I realized today that Yes, of course, I want the president to be my choice, but more largely, when I can stand back and breathe, I want my fellow citizens to want to wake up to reality, to heartful experiences, to what binds us together and not what separates us and forces us apart.
I am well aware we have a long way to go but let us hope this tipping point tilts our planet back towards the light after the long winters of discontent.
I’ve noticed the dearth of orange signs around here, too. And also encouraging, for the first time I can remember in my town, signs all over with the other party – not just the presidential candidate, but for all the offices that they’re running for. The orange party signs have gotten much smaller, too. What I also think is funny is that signs from the orange party are met with signs from the logical, constitution-abiding party (right next door, across the street, all in close proximity, as if they’re saying, “Oh, yeah?”) Never saw that in the last two elections.

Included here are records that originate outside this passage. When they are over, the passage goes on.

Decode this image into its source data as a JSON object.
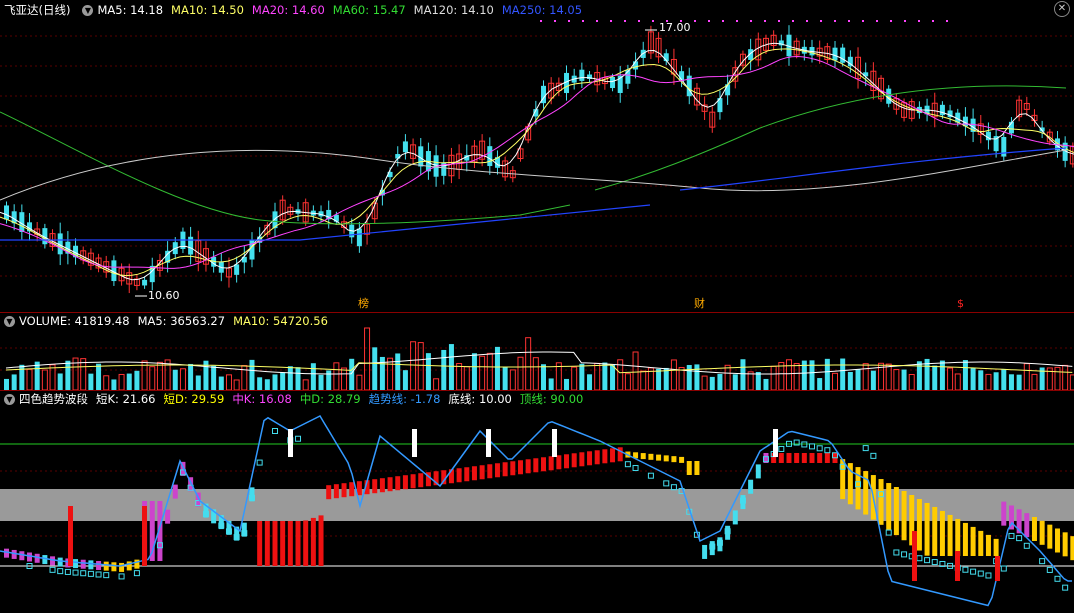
{
  "main": {
    "stock_name": "飞亚达(日线)",
    "indicators": [
      {
        "label": "MA5: 14.18",
        "color": "#ffffff"
      },
      {
        "label": "MA10: 14.50",
        "color": "#ffff66"
      },
      {
        "label": "MA20: 14.60",
        "color": "#ff44ff"
      },
      {
        "label": "MA60: 15.47",
        "color": "#33dd33"
      },
      {
        "label": "MA120: 14.10",
        "color": "#dddddd"
      },
      {
        "label": "MA250: 14.05",
        "color": "#3355ff"
      }
    ],
    "high_label": "17.00",
    "low_label": "10.60",
    "markers": {
      "bang": "榜",
      "cai": "财",
      "dollar": "$"
    },
    "collapse_icon": "chevron-down-icon",
    "close_icon": "close-icon"
  },
  "volume": {
    "title": "VOLUME: 41819.48",
    "ma5": "MA5: 36563.27",
    "ma10": "MA10: 54720.56"
  },
  "wave": {
    "title": "四色趋势波段",
    "items": [
      {
        "label": "短K: 21.66",
        "color": "#ffffff"
      },
      {
        "label": "短D: 29.59",
        "color": "#ffff00"
      },
      {
        "label": "中K: 16.08",
        "color": "#ff44ff"
      },
      {
        "label": "中D: 28.79",
        "color": "#33dd33"
      },
      {
        "label": "趋势线: -1.78",
        "color": "#3399ff"
      },
      {
        "label": "底线: 10.00",
        "color": "#ffffff"
      },
      {
        "label": "顶线: 90.00",
        "color": "#33dd33"
      }
    ]
  },
  "colors": {
    "up": "#ff3333",
    "down": "#44e0ee",
    "red_bar": "#ee1111",
    "magenta": "#cc44cc",
    "yellow": "#ffcc00",
    "cyan": "#44ddee",
    "gray": "#999999"
  }
}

The problem, I think is, the people who are listening to the orange party believe they have someone who is sympathetic to their issues, problems, etc. and that they believe his drivel. It makes them feel understood and appreciated, even if the messaging is outright wacky. The orange one keeps going on because they listen to him and give him the adoration he craves.
From a couple of different sources I’ve read that while the GOP seems to be loud and loyal, the number of them has decreased, so that there’s actually fewer people who are part of that team. For the sake of our country’s survival, I certainly hope that’s so. Younger voters are coming into the fold this election season, and they should make a positive difference, especially since all of their (and ours, as Americans) rights are in danger of being revoked.
Well said. Unfortunately on the young people front, there is a stark gender divide (see today’s NYT) with a large percentage of young men supporting the Toxic Creamsicle while a large percentage of young women who feel the threat to their autonomy quite directly are naturally supporting the candidate who understands healthcare for women. Fortunately, however, I think there are more young women (and women in general) likely to vote than young men.